Thursday, February 17, 2011

Ask Facebook

More from the Internet Revolution files: The debate about the influence of the Internet and social media on revolutions continues, and while there is some disagreement about the extent to which these tools have been involved in recent revolutions, there does seem to be some consensus that they function more as facilitators to organization and idea sharing than impetuses to revolt. (But just wait until the folks at IBM give Watson a "revolution" switch....)

From The Weekend Read:

Anderson Cooper 360 Interview With the “Google Ghandi”, Wael Ghonim

BLITZER: Wael, this is Wolf Blitzer in Washington.

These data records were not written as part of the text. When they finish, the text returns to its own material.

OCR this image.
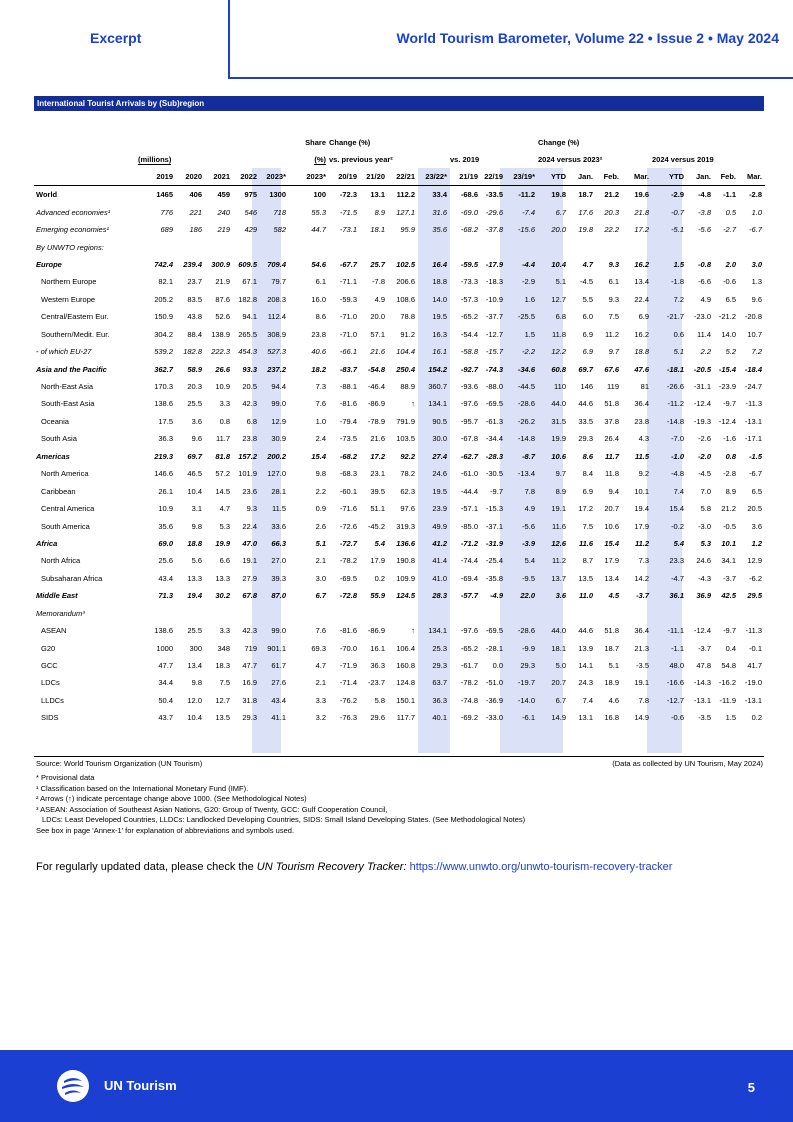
Excerpt	World Tourism Barometer, Volume 22 • Issue 2 • May 2024
International Tourist Arrivals by (Sub)region
						Share	Change (%)							Change (%)							
	(millions)					(%)	vs. previous year²				vs. 2019			2024 versus 2023²				2024 versus 2019			
	2019	2020	2021	2022	2023*	2023*	20/19	21/20	22/21	23/22*	21/19	22/19	23/19*	YTD	Jan.	Feb.	Mar.	YTD	Jan.	Feb.	Mar.
World	1465	406	459	975	1300	100	-72.3	13.1	112.2	33.4	-68.6	-33.5	-11.2	19.8	18.7	21.2	19.6	-2.9	-4.8	-1.1	-2.8
Advanced economies¹	776	221	240	546	718	55.3	-71.5	8.9	127.1	31.6	-69.0	-29.6	-7.4	6.7	17.6	20.3	21.8	-0.7	-3.8	0.5	1.0
Emerging economies¹	689	186	219	429	582	44.7	-73.1	18.1	95.9	35.6	-68.2	-37.8	-15.6	20.0	19.8	22.2	17.2	-5.1	-5.6	-2.7	-6.7
By UNWTO regions:																					
Europe	742.4	239.4	300.9	609.5	709.4	54.6	-67.7	25.7	102.5	16.4	-59.5	-17.9	-4.4	10.4	4.7	9.3	16.2	1.5	-0.8	2.0	3.0
Northern Europe	82.1	23.7	21.9	67.1	79.7	6.1	-71.1	-7.8	206.6	18.8	-73.3	-18.3	-2.9	5.1	-4.5	6.1	13.4	-1.8	-6.6	-0.6	1.3
Western Europe	205.2	83.5	87.6	182.8	208.3	16.0	-59.3	4.9	108.6	14.0	-57.3	-10.9	1.6	12.7	5.5	9.3	22.4	7.2	4.9	6.5	9.6
Central/Eastern Eur.	150.9	43.8	52.6	94.1	112.4	8.6	-71.0	20.0	78.8	19.5	-65.2	-37.7	-25.5	6.8	6.0	7.5	6.9	-21.7	-23.0	-21.2	-20.8
Southern/Medit. Eur.	304.2	88.4	138.9	265.5	308.9	23.8	-71.0	57.1	91.2	16.3	-54.4	-12.7	1.5	11.8	6.9	11.2	16.2	0.6	11.4	14.0	10.7
- of which EU-27	539.2	182.8	222.3	454.3	527.3	40.6	-66.1	21.6	104.4	16.1	-58.8	-15.7	-2.2	12.2	6.9	9.7	18.8	5.1	2.2	5.2	7.2
Asia and the Pacific	362.7	58.9	26.6	93.3	237.2	18.2	-83.7	-54.8	250.4	154.2	-92.7	-74.3	-34.6	60.8	69.7	67.6	47.6	-18.1	-20.5	-15.4	-18.4
North-East Asia	170.3	20.3	10.9	20.5	94.4	7.3	-88.1	-46.4	88.9	360.7	-93.6	-88.0	-44.5	110	146	119	81	-26.6	-31.1	-23.9	-24.7
South-East Asia	138.6	25.5	3.3	42.3	99.0	7.6	-81.6	-86.9	↑	134.1	-97.6	-69.5	-28.6	44.0	44.6	51.8	36.4	-11.2	-12.4	-9.7	-11.3
Oceania	17.5	3.6	0.8	6.8	12.9	1.0	-79.4	-78.9	791.9	90.5	-95.7	-61.3	-26.2	31.5	33.5	37.8	23.8	-14.8	-19.3	-12.4	-13.1
South Asia	36.3	9.6	11.7	23.8	30.9	2.4	-73.5	21.6	103.5	30.0	-67.8	-34.4	-14.8	19.9	29.3	26.4	4.3	-7.0	-2.6	-1.6	-17.1
Americas	219.3	69.7	81.8	157.2	200.2	15.4	-68.2	17.2	92.2	27.4	-62.7	-28.3	-8.7	10.6	8.6	11.7	11.5	-1.0	-2.0	0.8	-1.5
North America	146.6	46.5	57.2	101.9	127.0	9.8	-68.3	23.1	78.2	24.6	-61.0	-30.5	-13.4	9.7	8.4	11.8	9.2	-4.8	-4.5	-2.8	-6.7
Caribbean	26.1	10.4	14.5	23.6	28.1	2.2	-60.1	39.5	62.3	19.5	-44.4	-9.7	7.8	8.9	6.9	9.4	10.1	7.4	7.0	8.9	6.5
Central America	10.9	3.1	4.7	9.3	11.5	0.9	-71.6	51.1	97.6	23.9	-57.1	-15.3	4.9	19.1	17.2	20.7	19.4	15.4	5.8	21.2	20.5
South America	35.6	9.8	5.3	22.4	33.6	2.6	-72.6	-45.2	319.3	49.9	-85.0	-37.1	-5.6	11.6	7.5	10.6	17.9	-0.2	-3.0	-0.5	3.6
Africa	69.0	18.8	19.9	47.0	66.3	5.1	-72.7	5.4	136.6	41.2	-71.2	-31.9	-3.9	12.6	11.6	15.4	11.2	5.4	5.3	10.1	1.2
North Africa	25.6	5.6	6.6	19.1	27.0	2.1	-78.2	17.9	190.8	41.4	-74.4	-25.4	5.4	11.2	8.7	17.9	7.3	23.3	24.6	34.1	12.9
Subsaharan Africa	43.4	13.3	13.3	27.9	39.3	3.0	-69.5	0.2	109.9	41.0	-69.4	-35.8	-9.5	13.7	13.5	13.4	14.2	-4.7	-4.3	-3.7	-6.2
Middle East	71.3	19.4	30.2	67.8	87.0	6.7	-72.8	55.9	124.5	28.3	-57.7	-4.9	22.0	3.6	11.0	4.5	-3.7	36.1	36.9	42.5	29.5
Memorandum³																					
ASEAN	138.6	25.5	3.3	42.3	99.0	7.6	-81.6	-86.9	↑	134.1	-97.6	-69.5	-28.6	44.0	44.6	51.8	36.4	-11.1	-12.4	-9.7	-11.3
G20	1000	300	348	719	901.1	69.3	-70.0	16.1	106.4	25.3	-65.2	-28.1	-9.9	18.1	13.9	18.7	21.3	-1.1	-3.7	0.4	-0.1
GCC	47.7	13.4	18.3	47.7	61.7	4.7	-71.9	36.3	160.8	29.3	-61.7	0.0	29.3	5.0	14.1	5.1	-3.5	48.0	47.8	54.8	41.7
LDCs	34.4	9.8	7.5	16.9	27.6	2.1	-71.4	-23.7	124.8	63.7	-78.2	-51.0	-19.7	20.7	24.3	18.9	19.1	-16.6	-14.3	-16.2	-19.0
LLDCs	50.4	12.0	12.7	31.8	43.4	3.3	-76.2	5.8	150.1	36.3	-74.8	-36.9	-14.0	6.7	7.4	4.6	7.8	-12.7	-13.1	-11.9	-13.1
SIDS	43.7	10.4	13.5	29.3	41.1	3.2	-76.3	29.6	117.7	40.1	-69.2	-33.0	-6.1	14.9	13.1	16.8	14.9	-0.6	-3.5	1.5	0.2
Source: World Tourism Organization (UN Tourism)	(Data as collected by UN Tourism, May 2024)
* Provisional data
¹ Classification based on the International Monetary Fund (IMF).
² Arrows (↑) indicate percentage change above 1000. (See Methodological Notes)
³ ASEAN: Association of Southeast Asian Nations, G20: Group of Twenty, GCC: Gulf Cooperation Council,
LDCs: Least Developed Countries, LLDCs: Landlocked Developing Countries, SIDS: Small Island Developing States. (See Methodological Notes)
See box in page 'Annex-1' for explanation of abbreviations and symbols used.
For regularly updated data, please check the UN Tourism Recovery Tracker: https://www.unwto.org/unwto-tourism-recovery-tracker
UN Tourism	5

So first Tunisia, now Egypt. What’s next?
GHONIM: Ask Facebook.
BLITZER: Ask what?
GHONIM: Facebook.
COOPER: Facebook.
BLITZER: Facebook. You’re giving Facebook a lot of credit for this?
GHONIM: Yes, for sure. I want to meet Mark Zuckerberg one day and thank him, actually. This revolution started online. This revolution started on Facebook. You know, I always said that if you want to liberate a society, just give them the Internet. If you want to have a free society, give them the Internet.
 From The Huffington Post:

The Islamists did not instigate these protests in Tunisia or Egypt. In Tunisia, the agent provocateur was a young merchant who immolated himself in protest against the indignity and injustice meted out by local officials. In Egypt, it was a group of secular 20-30 year old internet-savvy Egyptians fed-up with the status quo in which Egyptians were treated as though they were servants to the pharaoh. They wanted to reclaim their role as citizens - that is, as owners of the land and of the public space.

From al Jazeera:

The so-called "Facebook revolution" is not about people mobilising in virtual space; it is about Egyptian internet cafes and the youth and women they represent, in real social spaces and communities, utilising the cyberspace bases they have built and developed to serve their revolt.

From abc.net.au:

Internet is for Arabs what cafés were for the French in 1789, an open space where aggrieved citizens can share their frustrations and work together towards an alternative. Social media did not cause the protests in Egypt and Tunisia, but it facilitated them.